Executives at Microsoft, US West and TCI all refused to comment. But Microsoft's chairman, Bill Gates, is known to have been pressing the cable industry to make the large investments in the digital technology and set-top boxes necessary for updating their high-capacity networks for widespread Internet use.
Direct investments in cable companies by Microsoft are meant not only to provide some of the financing for such work but also to give the cable industry confidence that money spent on Internet technology will pay off in the future. Already, Microsoft's investment in Comcast has improved the cable industry's status with Wall Street, helping drive up the stock prices of many cable companies.

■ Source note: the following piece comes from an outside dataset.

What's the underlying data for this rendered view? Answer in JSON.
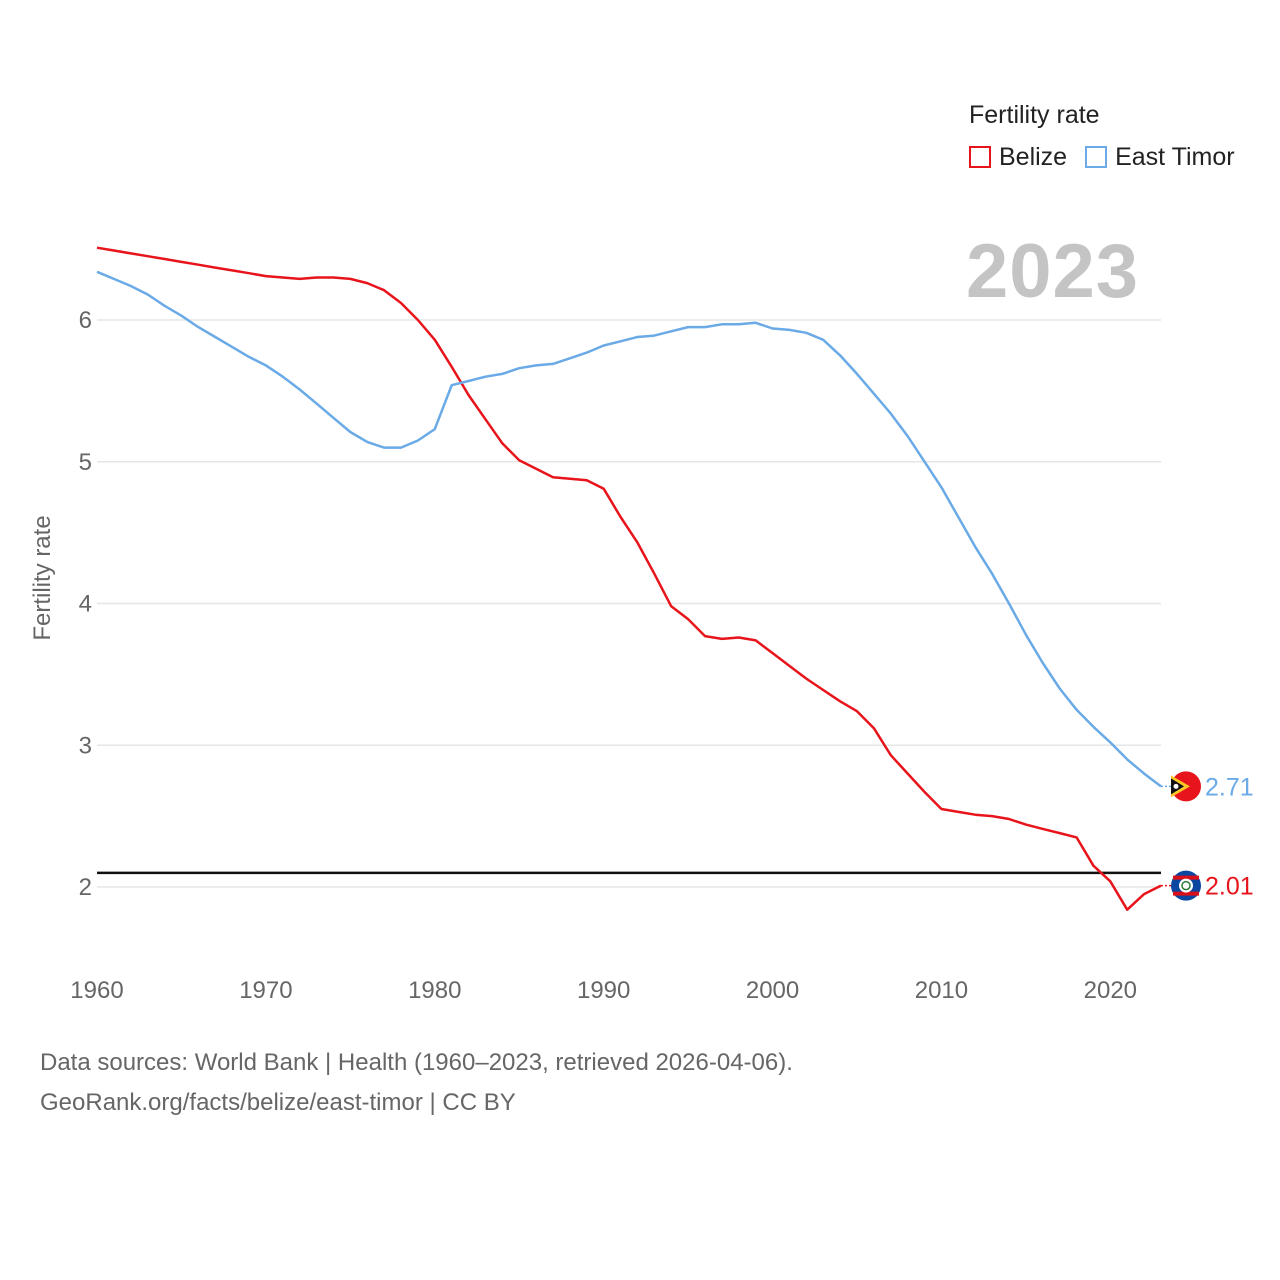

For its own part, Microsoft sees cable access to the Internet as a way for the company to potentially gain the same software dominance over millions of set-top boxes as it currently wields over millions of personal computers. The company also sees high-speed cable networks as a way to build upon Microsoft's current Internet businesses, which include providing information, entertainment and commercial transactions via its MSN on-line network.
Microsoft has already developed Windows CE, a consumer-electronics version of its Windows 95 software operating system for PCs, which the company is expected to promote as a standard for a new generation of cable set-top boxes. As part of its move into TV-based Internet access, Microsoft spent $425 million earlier this year to acquire WebTV Networks Inc., an Internet service provider, and Microsoft is said to be working on ways to blend WebTV's set-top technology with the Windows CE operating system.
The people involved in the Microsoft-US West talks said the negotiations were moving quickly and Microsoft hoped to announce a deal before the Western Cable Convention, a major industry trade show scheduled for early December.
Teaming with Microsoft would be the sort of new opportunity that US West, a regional Bell telephone company, was thought )) to be seeking when it announced late last month that it would split off its cable business into a new corporation, the Media One Group. Media One, with 5.1 million households, would be the nation's third-largest cable system operator.
The bulk of US West's cable subscribers were acquired last year when the company bought Continental Cablevision, a Boston-based cable operator that had been actively developing Internet services for its customers around the country.
US West is also a major shareholder in Time Warner Inc. and an active partner in management of its cable systems -- an arrangement that would give Microsoft a foothold in Time Warner's growing cable empire. After some pending acquisitions, Time Warner will surpass TCI to become the industry leader, serving 13 million households.